La hazaña de Nery Brenes, ganando la medalla de oro en los 400 metros planos, en el Mundial de Turquía bajo techo, es una conquista hermosa y estimulante para el deporte nacional.

 

Con 26 años de edad, Nery se convirtió en el primer latinoamericano en conseguir este logro y, según los expertos en la materia, queda en el camino correcto para poder llegar a una medalla en los próximos Juegos Olímpicos de Londres a fines de julio.

 El registro de 45:11 en esta competencia es una marca excelente para el limonense que ilusiona con respecto a lo que pueda lograr en la Olimpiada.

Todo esto ha sido posible gracias a un verdadero proceso de preparación, planificación y patrocinios, porque sin cacao no hay chocolate. El propio Comité Olímpico Nacional ha tenido una influencia importante en este proceso, con becas y pago de viajes que han permitido este crecimiento.

Al igual que muchos valores del país, Nery ha tenido el talento, pero gracias a sus ideales y objetivos, y a la asesoría de gente ganadora a su alrededor, en especial su técnico Wálter Salazar, el camino que ha seguido ha sido correcto y exigente.

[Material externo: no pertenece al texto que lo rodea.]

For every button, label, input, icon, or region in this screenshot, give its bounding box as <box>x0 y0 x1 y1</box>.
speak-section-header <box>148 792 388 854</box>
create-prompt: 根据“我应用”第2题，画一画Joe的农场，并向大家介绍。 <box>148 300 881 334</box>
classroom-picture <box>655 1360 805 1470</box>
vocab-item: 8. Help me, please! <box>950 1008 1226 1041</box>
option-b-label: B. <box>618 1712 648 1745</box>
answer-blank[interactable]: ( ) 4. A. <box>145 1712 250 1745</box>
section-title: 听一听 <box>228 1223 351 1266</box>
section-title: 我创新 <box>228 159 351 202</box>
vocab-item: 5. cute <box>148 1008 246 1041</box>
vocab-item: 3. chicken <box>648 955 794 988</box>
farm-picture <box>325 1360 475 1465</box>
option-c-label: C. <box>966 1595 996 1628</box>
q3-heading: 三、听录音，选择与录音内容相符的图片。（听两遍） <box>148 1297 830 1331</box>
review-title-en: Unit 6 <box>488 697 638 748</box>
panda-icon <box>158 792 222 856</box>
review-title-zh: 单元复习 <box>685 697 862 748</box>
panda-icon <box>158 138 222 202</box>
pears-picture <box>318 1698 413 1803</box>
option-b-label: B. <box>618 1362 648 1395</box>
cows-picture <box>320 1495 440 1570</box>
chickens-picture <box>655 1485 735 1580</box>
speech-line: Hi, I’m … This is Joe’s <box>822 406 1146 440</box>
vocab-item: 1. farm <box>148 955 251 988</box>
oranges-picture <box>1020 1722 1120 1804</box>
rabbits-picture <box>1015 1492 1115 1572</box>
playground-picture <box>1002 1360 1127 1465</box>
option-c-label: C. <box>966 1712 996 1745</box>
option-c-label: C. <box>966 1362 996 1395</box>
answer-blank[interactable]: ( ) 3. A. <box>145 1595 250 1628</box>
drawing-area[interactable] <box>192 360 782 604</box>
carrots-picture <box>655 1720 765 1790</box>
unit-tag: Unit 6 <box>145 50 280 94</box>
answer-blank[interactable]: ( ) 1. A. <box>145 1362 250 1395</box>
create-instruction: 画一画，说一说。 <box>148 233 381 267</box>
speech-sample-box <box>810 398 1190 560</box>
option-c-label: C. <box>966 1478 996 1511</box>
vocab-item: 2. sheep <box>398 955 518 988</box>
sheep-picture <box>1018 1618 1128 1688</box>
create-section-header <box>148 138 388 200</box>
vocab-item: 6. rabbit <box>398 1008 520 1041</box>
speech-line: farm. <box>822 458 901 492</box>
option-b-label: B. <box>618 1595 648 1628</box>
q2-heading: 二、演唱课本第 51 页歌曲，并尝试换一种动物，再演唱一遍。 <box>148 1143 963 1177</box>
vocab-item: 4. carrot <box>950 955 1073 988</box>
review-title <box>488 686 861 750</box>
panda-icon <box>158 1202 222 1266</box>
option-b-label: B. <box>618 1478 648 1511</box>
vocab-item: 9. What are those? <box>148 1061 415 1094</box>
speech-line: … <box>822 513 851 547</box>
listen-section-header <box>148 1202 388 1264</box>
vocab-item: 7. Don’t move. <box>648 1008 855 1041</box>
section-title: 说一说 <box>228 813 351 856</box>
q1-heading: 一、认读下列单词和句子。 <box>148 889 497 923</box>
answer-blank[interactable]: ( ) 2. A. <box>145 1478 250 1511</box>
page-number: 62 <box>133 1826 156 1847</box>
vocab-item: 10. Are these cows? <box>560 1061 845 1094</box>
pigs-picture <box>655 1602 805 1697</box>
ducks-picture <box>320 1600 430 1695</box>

Otros talentos andan tocando puertas y pidiendo asesoría como la de Brenes para ver qué pueden hacer. Ojalá que tengan la suerte necesaria para contar con oportunidades similares. Y ojalá que entidades como el CON puedan seguir colaborando en la gestión y organización de este tipo de apoyos.

Para el deporte nacional, los logros de Nery Brenes son una inyección de energía y un espejo en el que deben mirarse los que puedan pensar que todo es fácil en la vida.

Ahora dicen que no hay recursos en el Gobierno para darle el premio económico que se ganó por esta conquista. Se vería muy mal que le fallen en este aspecto de vital importancia a quien hoy aparece como el primer Campeón Mundial de Atletismo que tiene nuestro país.